Co-authors of the oxygen study included Veronika Heber, a UCLA research scientist in the Department of Earth and Space Sciences; George Jarzebinski, senior electronics engineer at UCLA; Chris Coath, a former UCLA researcher who designed the ion optics of the MegaSIMS; Peter Mao, a former UCLA researcher who is currently an astrophysicist at the California Institute of Technology; Antti Kallio, a former UCLA postdoctoral scholar who acquired much of the solar wind data; Takaya Kunihiro, a former UCLA postdoctoral scholar currently at Japan's Okayama University; and Don Burnett, a professor at the California Institute of Technology, who was Genesis' principal investigator. A team from Los Alamos National Laboratory led by Roger Wiens built a device on the Genesis spacecraft for the analysis of oxygen and nitrogen from the solar wind. Wiens and his colleagues are also co-authors of the study. NASA funded the research.

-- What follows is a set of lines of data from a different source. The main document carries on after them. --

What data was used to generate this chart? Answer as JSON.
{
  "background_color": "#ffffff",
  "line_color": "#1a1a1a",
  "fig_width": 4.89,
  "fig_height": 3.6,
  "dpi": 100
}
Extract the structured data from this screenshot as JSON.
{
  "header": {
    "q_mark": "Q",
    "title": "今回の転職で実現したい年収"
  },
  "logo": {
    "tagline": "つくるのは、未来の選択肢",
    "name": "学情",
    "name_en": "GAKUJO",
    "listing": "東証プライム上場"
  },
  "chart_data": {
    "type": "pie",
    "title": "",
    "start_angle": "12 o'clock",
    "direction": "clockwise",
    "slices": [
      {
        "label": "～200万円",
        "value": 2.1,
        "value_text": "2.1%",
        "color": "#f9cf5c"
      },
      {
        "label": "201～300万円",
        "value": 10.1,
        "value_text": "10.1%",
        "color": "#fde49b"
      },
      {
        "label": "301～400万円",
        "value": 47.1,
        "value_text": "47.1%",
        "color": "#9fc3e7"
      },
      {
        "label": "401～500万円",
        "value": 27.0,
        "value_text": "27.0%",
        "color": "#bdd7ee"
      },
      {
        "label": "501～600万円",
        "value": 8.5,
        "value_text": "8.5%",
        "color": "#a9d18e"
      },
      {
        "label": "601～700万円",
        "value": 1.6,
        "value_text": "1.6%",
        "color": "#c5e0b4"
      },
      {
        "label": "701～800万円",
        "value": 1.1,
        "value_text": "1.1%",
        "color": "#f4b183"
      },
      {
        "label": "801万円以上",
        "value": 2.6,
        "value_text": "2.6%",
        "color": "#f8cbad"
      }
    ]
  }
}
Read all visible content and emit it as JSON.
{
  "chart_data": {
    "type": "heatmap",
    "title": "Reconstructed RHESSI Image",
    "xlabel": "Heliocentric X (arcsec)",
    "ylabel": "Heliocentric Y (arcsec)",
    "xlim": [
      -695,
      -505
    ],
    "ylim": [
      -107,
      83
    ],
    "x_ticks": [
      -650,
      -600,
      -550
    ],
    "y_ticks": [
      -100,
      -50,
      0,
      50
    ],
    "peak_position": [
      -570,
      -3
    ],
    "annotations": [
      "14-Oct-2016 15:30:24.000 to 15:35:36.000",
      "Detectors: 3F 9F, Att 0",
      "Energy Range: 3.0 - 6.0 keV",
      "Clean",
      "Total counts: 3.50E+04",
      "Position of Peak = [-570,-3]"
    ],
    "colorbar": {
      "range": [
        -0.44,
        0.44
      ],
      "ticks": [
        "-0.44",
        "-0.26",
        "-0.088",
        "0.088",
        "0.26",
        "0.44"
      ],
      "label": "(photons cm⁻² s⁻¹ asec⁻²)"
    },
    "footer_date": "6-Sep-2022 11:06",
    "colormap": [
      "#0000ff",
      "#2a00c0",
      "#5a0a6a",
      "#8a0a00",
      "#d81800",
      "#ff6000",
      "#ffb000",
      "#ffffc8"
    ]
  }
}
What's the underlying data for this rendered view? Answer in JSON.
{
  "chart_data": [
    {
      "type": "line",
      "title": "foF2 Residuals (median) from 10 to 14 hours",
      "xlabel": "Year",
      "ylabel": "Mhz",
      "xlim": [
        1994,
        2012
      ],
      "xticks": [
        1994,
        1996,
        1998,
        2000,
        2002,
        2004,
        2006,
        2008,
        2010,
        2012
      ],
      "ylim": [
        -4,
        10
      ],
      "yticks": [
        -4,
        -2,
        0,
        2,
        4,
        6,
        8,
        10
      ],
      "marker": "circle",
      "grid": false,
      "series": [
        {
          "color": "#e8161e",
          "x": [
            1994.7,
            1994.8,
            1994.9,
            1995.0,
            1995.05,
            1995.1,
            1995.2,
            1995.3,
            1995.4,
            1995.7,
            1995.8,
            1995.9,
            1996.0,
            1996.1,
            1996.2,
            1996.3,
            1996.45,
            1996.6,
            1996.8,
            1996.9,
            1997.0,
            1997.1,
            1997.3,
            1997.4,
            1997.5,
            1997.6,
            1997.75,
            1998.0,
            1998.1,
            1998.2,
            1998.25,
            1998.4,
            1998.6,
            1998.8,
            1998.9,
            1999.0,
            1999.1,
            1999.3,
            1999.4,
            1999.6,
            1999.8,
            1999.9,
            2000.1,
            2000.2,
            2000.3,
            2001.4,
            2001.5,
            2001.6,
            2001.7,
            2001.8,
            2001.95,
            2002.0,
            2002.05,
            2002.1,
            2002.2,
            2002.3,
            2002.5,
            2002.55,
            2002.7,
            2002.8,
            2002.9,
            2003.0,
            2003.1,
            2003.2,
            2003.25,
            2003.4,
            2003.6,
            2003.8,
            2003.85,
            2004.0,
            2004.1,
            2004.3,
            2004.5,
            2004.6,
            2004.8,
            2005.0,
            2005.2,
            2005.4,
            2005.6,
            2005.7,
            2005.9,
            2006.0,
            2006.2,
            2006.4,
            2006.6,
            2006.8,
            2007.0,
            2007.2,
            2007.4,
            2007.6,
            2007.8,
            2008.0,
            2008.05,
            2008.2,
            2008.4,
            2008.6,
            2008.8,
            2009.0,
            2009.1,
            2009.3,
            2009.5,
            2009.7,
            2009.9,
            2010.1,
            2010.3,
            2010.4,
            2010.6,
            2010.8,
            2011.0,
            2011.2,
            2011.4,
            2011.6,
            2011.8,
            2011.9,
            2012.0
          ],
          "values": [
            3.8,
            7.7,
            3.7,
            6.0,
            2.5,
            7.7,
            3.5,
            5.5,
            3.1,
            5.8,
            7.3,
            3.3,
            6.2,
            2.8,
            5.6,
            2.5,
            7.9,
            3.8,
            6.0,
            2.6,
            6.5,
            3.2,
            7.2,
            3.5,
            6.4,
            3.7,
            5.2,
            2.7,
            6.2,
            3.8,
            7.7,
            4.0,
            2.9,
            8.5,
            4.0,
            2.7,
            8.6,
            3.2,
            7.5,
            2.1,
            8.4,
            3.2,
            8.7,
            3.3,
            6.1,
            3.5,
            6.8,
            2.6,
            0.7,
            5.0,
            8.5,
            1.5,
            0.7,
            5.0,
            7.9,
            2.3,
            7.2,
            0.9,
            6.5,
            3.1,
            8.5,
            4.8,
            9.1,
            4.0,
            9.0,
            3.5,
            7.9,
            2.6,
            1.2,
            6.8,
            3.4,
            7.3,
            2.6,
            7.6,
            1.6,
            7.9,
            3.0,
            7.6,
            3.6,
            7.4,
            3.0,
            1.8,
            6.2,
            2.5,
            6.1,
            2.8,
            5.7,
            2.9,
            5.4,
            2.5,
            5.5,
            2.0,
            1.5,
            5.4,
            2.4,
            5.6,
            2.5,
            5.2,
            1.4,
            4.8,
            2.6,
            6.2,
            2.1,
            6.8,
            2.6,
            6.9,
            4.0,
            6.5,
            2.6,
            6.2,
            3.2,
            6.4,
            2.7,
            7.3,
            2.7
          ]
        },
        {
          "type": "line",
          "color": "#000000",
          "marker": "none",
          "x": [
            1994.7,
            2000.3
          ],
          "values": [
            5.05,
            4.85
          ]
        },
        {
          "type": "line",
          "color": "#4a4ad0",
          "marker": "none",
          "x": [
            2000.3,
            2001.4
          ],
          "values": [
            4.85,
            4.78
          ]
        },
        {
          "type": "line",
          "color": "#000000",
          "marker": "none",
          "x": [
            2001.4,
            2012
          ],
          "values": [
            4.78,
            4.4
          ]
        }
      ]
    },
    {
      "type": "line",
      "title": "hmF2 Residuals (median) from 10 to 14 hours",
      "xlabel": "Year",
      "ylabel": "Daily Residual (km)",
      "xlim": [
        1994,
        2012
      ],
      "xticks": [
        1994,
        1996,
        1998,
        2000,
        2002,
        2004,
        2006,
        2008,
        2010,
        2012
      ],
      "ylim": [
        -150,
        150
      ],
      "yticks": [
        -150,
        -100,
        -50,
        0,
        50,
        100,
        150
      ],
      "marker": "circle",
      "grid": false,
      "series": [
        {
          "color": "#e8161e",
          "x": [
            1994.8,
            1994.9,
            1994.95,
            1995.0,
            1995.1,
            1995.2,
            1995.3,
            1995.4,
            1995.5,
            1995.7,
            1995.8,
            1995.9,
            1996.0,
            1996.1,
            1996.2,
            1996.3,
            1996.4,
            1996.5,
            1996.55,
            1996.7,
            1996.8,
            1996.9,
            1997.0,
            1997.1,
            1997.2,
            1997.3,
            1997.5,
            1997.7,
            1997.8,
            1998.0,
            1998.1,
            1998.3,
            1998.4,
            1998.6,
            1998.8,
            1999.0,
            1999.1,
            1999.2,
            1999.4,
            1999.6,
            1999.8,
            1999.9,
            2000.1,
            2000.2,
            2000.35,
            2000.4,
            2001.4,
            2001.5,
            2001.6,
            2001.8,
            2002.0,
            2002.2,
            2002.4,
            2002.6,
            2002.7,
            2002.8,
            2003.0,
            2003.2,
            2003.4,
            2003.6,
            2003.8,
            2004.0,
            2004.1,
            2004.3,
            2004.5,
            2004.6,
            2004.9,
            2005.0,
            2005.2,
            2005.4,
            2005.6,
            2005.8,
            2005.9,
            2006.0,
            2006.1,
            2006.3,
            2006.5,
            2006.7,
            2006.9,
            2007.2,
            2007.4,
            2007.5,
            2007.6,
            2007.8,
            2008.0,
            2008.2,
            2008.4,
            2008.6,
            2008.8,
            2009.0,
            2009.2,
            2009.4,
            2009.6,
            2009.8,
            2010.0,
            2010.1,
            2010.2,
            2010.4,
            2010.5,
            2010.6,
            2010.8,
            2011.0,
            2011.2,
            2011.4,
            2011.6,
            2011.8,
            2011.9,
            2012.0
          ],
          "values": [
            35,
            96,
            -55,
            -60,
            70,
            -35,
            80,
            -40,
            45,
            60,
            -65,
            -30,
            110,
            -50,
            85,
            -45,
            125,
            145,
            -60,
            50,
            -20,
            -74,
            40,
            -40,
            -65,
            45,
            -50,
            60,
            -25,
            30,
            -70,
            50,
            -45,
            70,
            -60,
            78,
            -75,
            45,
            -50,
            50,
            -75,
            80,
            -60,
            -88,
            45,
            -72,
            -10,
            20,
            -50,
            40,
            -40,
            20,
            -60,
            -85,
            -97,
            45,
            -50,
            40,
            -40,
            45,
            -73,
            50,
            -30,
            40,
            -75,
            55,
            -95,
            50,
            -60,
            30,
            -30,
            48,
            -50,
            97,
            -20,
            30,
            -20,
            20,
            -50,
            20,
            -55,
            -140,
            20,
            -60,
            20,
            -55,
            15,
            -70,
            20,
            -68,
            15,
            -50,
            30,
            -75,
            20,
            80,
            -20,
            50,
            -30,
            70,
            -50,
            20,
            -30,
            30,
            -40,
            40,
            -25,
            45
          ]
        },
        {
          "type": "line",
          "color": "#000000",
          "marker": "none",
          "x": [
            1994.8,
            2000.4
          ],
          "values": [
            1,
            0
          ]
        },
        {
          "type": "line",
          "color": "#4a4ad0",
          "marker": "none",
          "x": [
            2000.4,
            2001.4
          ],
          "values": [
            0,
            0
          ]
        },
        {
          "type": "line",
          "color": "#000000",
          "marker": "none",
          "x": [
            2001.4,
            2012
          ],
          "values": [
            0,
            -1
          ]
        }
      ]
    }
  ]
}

"The sun houses more than 99 per cent of the material currently in our solar system, so it's a good idea to get to know it better," Burnett said.
A second paper in Science by different researchers details differences between the sun and planets with regard to the element nitrogen. Like oxygen, nitrogen has one isotope (N-14) that makes up nearly 100 percent of the nitrogen atoms in the solar system, but there is also a tiny amount of N-15.
Researchers studying the same Genesis samples found that compared to the Earth's atmosphere, nitrogen in the sun and Jupiter had slightly more N-14 - but 40 percent less N-15. The sun and Jupiter appear to have the same nitrogen composition, but as with oxygen, the nitrogen composition of the Earth and the rest of the inner solar system is very different.
"These findings show that all solar system objects, including the terrestrial planets, meteorites and comets, are anomalous compared to the initial composition of the nebula from which the solar system formed," said Bernard Marty, a Genesis co-investigator from the Centre de Recherches Pétrographiques et Géochimiques in France and lead author of the second Science study. "Understanding the cause of such a heterogeneity will impact our view on the formation of the solar system."
The Jet Propulsion Laboratory in Pasadena, Calif., managed the Genesis mission for NASA's Science Mission Directorate in Washington, D.C. Genesis was part of the Discovery Program managed at NASA's Marshall Space Flight Center in Huntsville, Ala. Lockheed Martin Space Systems in Denver developed and operated the spacecraft. Analysis at the Centre de Recherches Pétrographiques et Géochimiques was supported by the Centre National d'Etudes Spatiales and the Centre National de la Recherche Scientifique, both in Paris.